While characterizing God with philosophical language such as non-being helps respond to the question “Who created the Creator?” by stating that God is a being beyond, rather than among, beings so as to be placed beyond the confines of finitude and corporeality (see Aquinas’ Argument from Contingency for further articulation), such dense language depersonalizes God to the point where one is likely to question why bother fostering relationship with a divine. If God is so mighty, powerful, invincible, and glorious, why bother trying to become close to such a God. And why would God even bother with me anyway?


Desiring a Weak God

I want a God who is weak. I want a God who is vulnerable, who suffers with us—along side us—and not just for us or in our place as a ransom (I’m talking to you, Anselm). I want a God who is weak—weak in the sense that Godself is not afraid to eschew divine invulnerability and almightiness in favor of fragility.

Indeed, don’t we need a God who is weak. Don’t we, as humans in all of our mortality and fragility, need a God who not only knows but shares in our pain. If our God-talk only focuses on the mighty news and glory of the divine, the what point is there to stress having a “personal relationship” with such a God?

This is not to say that we need a God who is utterly weak; we need a God who, at moments, allows Godself to be weakened in such profound ways that they are not gimmicks or ponderings but a genuine act by the divine intended to dwell in solidarity with creation. For do we not only need a God who dwells above, behind, and around us but also in the midst of us?

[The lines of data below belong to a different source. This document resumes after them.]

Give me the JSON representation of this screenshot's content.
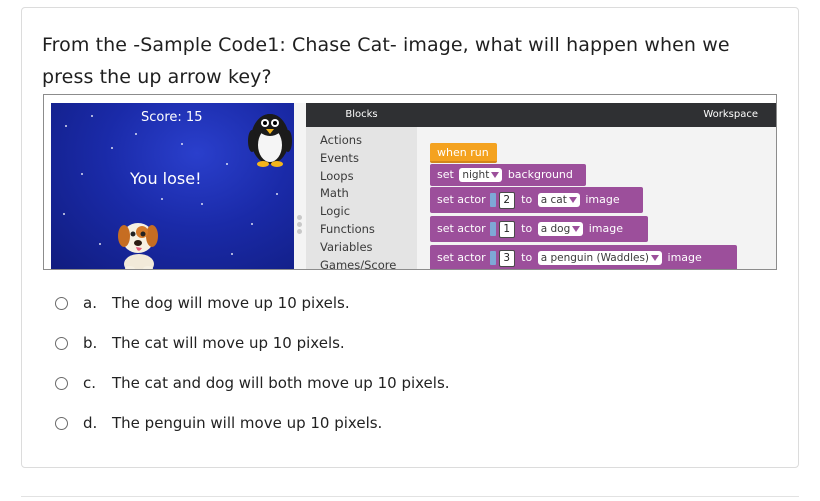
{
  "question": {
    "text": "From the -Sample Code1: Chase Cat- image, what will happen when we press the up arrow key?"
  },
  "figure": {
    "stage": {
      "score": "Score: 15",
      "status": "You lose!"
    },
    "blocks_panel": {
      "header": "Blocks",
      "items": [
        "Actions",
        "Events",
        "Loops",
        "Math",
        "Logic",
        "Functions",
        "Variables",
        "Games/Score"
      ]
    },
    "workspace": {
      "header": "Workspace",
      "when_run": "when run",
      "set_bg": {
        "prefix": "set",
        "value": "night",
        "suffix": "background"
      },
      "set_actors": [
        {
          "label": "set actor",
          "number": "2",
          "to": "to",
          "value": "a cat",
          "suffix": "image"
        },
        {
          "label": "set actor",
          "number": "1",
          "to": "to",
          "value": "a dog",
          "suffix": "image"
        },
        {
          "label": "set actor",
          "number": "3",
          "to": "to",
          "value": "a penguin (Waddles)",
          "suffix": "image"
        }
      ]
    }
  },
  "options": [
    {
      "letter": "a.",
      "text": "The dog will move up 10 pixels."
    },
    {
      "letter": "b.",
      "text": "The cat will move up 10 pixels."
    },
    {
      "letter": "c.",
      "text": "The cat and dog will both move up 10 pixels."
    },
    {
      "letter": "d.",
      "text": "The penguin will move up 10 pixels."
    }
  ],
  "colors": {
    "event_block": "#f4a21f",
    "actor_block": "#9c4f9b",
    "panel_header": "#2f3033",
    "stage_sky": "#1a2aa8"
  }
}
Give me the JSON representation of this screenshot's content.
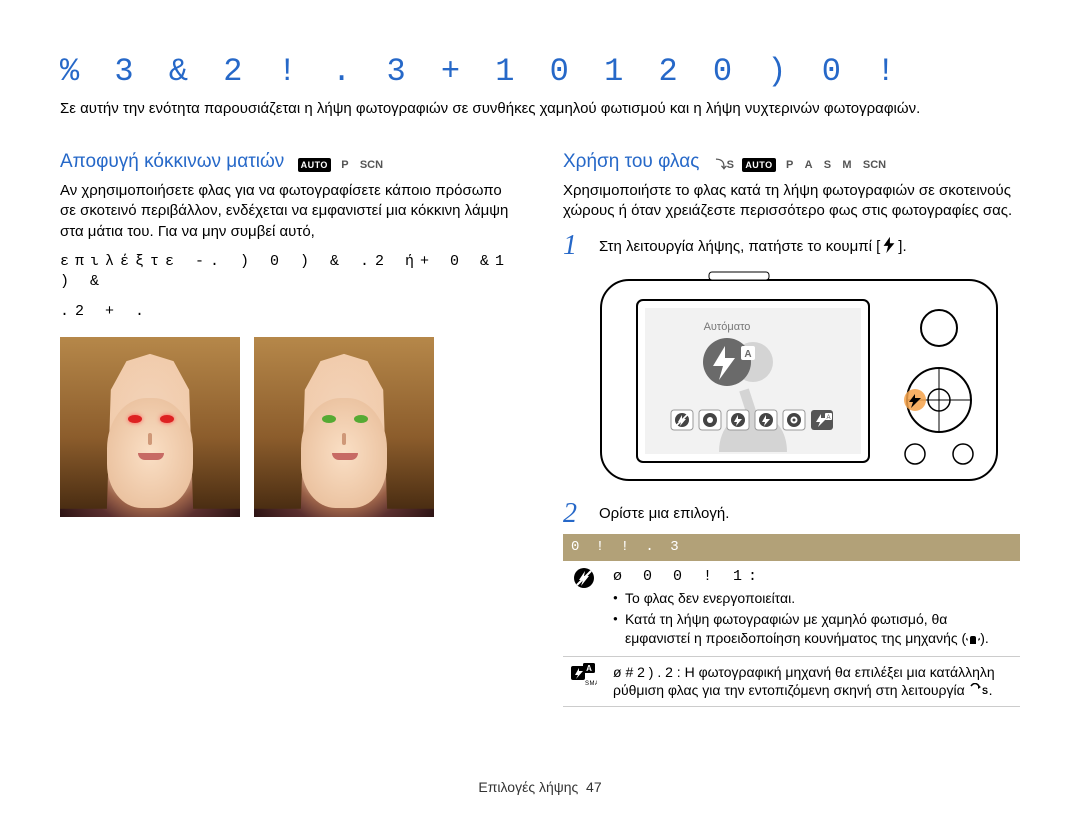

As it is prayed in Saint Patrick’s Breastplate,

Christ with me, Christ before me,
Christ behind me, Christ within me,
Christ beneath me, Christ above me,
Christ a
t my right, Christ at my left…

Amen.

The Cross as the Weakening of God

Friends, I have gospel—good news: we indeed have such a God, a God who is weak. Our God is not merely a God of Christmas (Incarnation) or of Easter (Glory and Victory), but also of Good Friday and Holy Saturday (Weakness, Vulnerability, Fragility, and Death).

The literal death of God in the person of Jesus—the second person of the Trinity— involves the destabilization, weakening, and disruption alongside psychological elements including trauma, anxiety, scorn, alienation, and persecution as well as physical elements such as pain and suffering.

“By his wounds, we are healed.” | Isaiah 53:5 & 1 Peter 2:24

In contrast to the classical and rational gods of the Greeks and Romans who were immortal and competitors with humanity, the G-d of Christianity in the person of Jesus allowed G-dself to not only be vulnerable to scorn and shame, but to suffer alongside humanity as a criminal, rebel, victim, and martyr. In the event of Christ’s death on the cross, G-d abandoned all immortality, impenetrability, immunity, and transcendence in order to engage in the utmost intimacy of humanity, even at the expense of G-d allowing G-dself to no longer be utterly transcendent and untouchable.

The G-d of Christianity in the person of Jesus allowed
G-dself to not only be vulnerable to scorn and shame, but to suffer alongside humanity as a criminal, rebel, victim, and martyr.

It is by the drama of Jesus’ passion—spanning his betrayal by Judas to his Descent—that God became vulnerable to the evil aforementioned powers that plague humanity: persecution, scorn, isolation, trauma, and suffering. In this way, Christ is truly “with us” and “within us,” both “beneath” and “above us.”

In a way, the cross of Christ is the ultimate stooping of God, in which God allowed Godself to be persecuted, hated, and victimized. As it is sung in the hymn “Draw Near and Take the Body of the Lord,” Jesus allowed Himself to be “victim and…priest.” In other words, God remained utterly paradoxical—ever close yet ever near, ever personal yet ever transcendent, ever impenetrable yet ever vulnerable. In the end, it is by this paradox and the utter weakening of God that creation has, in the language of Isaiah and Peter, been healed.